Mayo Clinic's McCoy gets hero award for work in community paramedicine

Nov. 23—ROCHESTER — There was little in Mayo Clinic Dr. Rozalina McCoy's early medical career to suggest the work she performs today: Developing ways to deliver health care to hard-to-access places and people through the use of community paramedics.

Paramedics are typically thought of as health professionals who jump into ambulances and rush to medical emergencies. Community paramedics are mobile, too, but their role is preventative and more comprehensive. They go to the hotels, homes and homeless shelters, and find patients before the situation can develop into a full-blown medical crisis.

Recently, McCoy, medical director of Community Paramedic Program, Mayo Clinic Ambulance, Rochester, received the 2022 Minnesota Rural Health Hero Award for her work establishing a community paramedicine program.

"For me, personally, this has been probably the most rewarding thing I have ever done," she said.

The route to her current work began as a researcher. McCoy's focus is on diabetes management.

Community paramedicine was a response to a particular health care challenge: One of the biggest reasons that diabetics suffer from poor health is their inadequate access to care. A recurring phenomenon among many diabetics is episodes of low blood sugar, a dangerous but "completely preventable" situation, McCoy said.

Oftentimes, paramedics are dispatched to a patient with a low-blood sugar condition to stabilize them with sugar. But delivering medical care that way is costly, and it was happening repeatedly. Talking with paramedics, McCoy learned that low-blood sugar is the most common reason for an ambulance to be called.

There had to be a better way — a less costly way. With the help of two grants, McCoy and her team developed an approach "where community paramedics would go out and care for people with low blood sugars."

And the idea has grown from there.

PB: How do community paramedics differ from traditional ones?

McCoy: You can think of them as kind of specialty trained paramedics. All of them are paramedics in the traditional sense of the word. They work on our ambulance service, they respond to emergencies, they deliver life-saving acute care. Community paramedics get additional education and training in non-emergency medicine.

So how do they do their job?

We have several different pathways for patients to get in. Most of their appointments are prescheduled appointments. Patients are referred to see them in their home or shelter or the streets — really anywhere they are. The community paramedics go to their location, do patient assessments, develop a plan of care, and deliver the intervention. So what makes it similar to paramedics is that they all practice outside of the hospital or outside of the traditional health care walls.

Community paramedicine builds on the notion of getting health care to the people, rather than making the patient come to the clinic. How do you find these patients?

Our partnership with The Landing (a day shelter that offers access to medical care and social workers) has been instrumental to find the most underserved patients. And the way we did that is, before we opened our clinic there, we spent time at The Landing getting to know people and earning their trust. Once we did that, we opened up the clinic, which is an entirely drop-in clinic. No appointments are necessary. And a lot spreads by word of mouth.

Where did the concept of community paramedicine come from?

It's been growing over the past 20 or so years. Community paramedicine came out and is very robust in Canada and Australia. It was initially focused on preventing hospital readmissions, so they work in rural areas or urban areas. Minnesota is actually a national leader in community medicine. In 2012, it became a recognized profession in the state, and Medicare has been reimbursing community paramedic services since that time

How big could community paramedicine grow?

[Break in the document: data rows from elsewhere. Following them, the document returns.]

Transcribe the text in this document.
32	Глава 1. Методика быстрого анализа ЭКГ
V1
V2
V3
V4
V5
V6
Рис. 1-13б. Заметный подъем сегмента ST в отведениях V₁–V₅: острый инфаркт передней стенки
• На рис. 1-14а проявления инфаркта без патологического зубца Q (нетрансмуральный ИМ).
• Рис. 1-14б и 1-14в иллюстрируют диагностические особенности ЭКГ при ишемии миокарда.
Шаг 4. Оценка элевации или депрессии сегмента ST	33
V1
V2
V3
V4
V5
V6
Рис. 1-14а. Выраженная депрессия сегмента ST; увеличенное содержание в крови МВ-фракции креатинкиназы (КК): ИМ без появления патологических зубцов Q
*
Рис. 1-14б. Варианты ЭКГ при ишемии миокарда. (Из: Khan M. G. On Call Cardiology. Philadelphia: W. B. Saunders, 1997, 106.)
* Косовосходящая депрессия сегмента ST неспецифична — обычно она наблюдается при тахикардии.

Twenty-five years from now, I think ambulance services might be in large part community paramedic services. They will not only provide emergency care and transport patients, but they'll also bring primary and comprehensive care to their homes. I think it's the future for ambulance organizations.

It will depend on having value-based care models rather than fee-for-service models where we're paid for high-quality care. I think that is instrumental to the growth of CP models, because I think the biggest barrier is the fact that it's largely not reimbursed other than in Minnesota.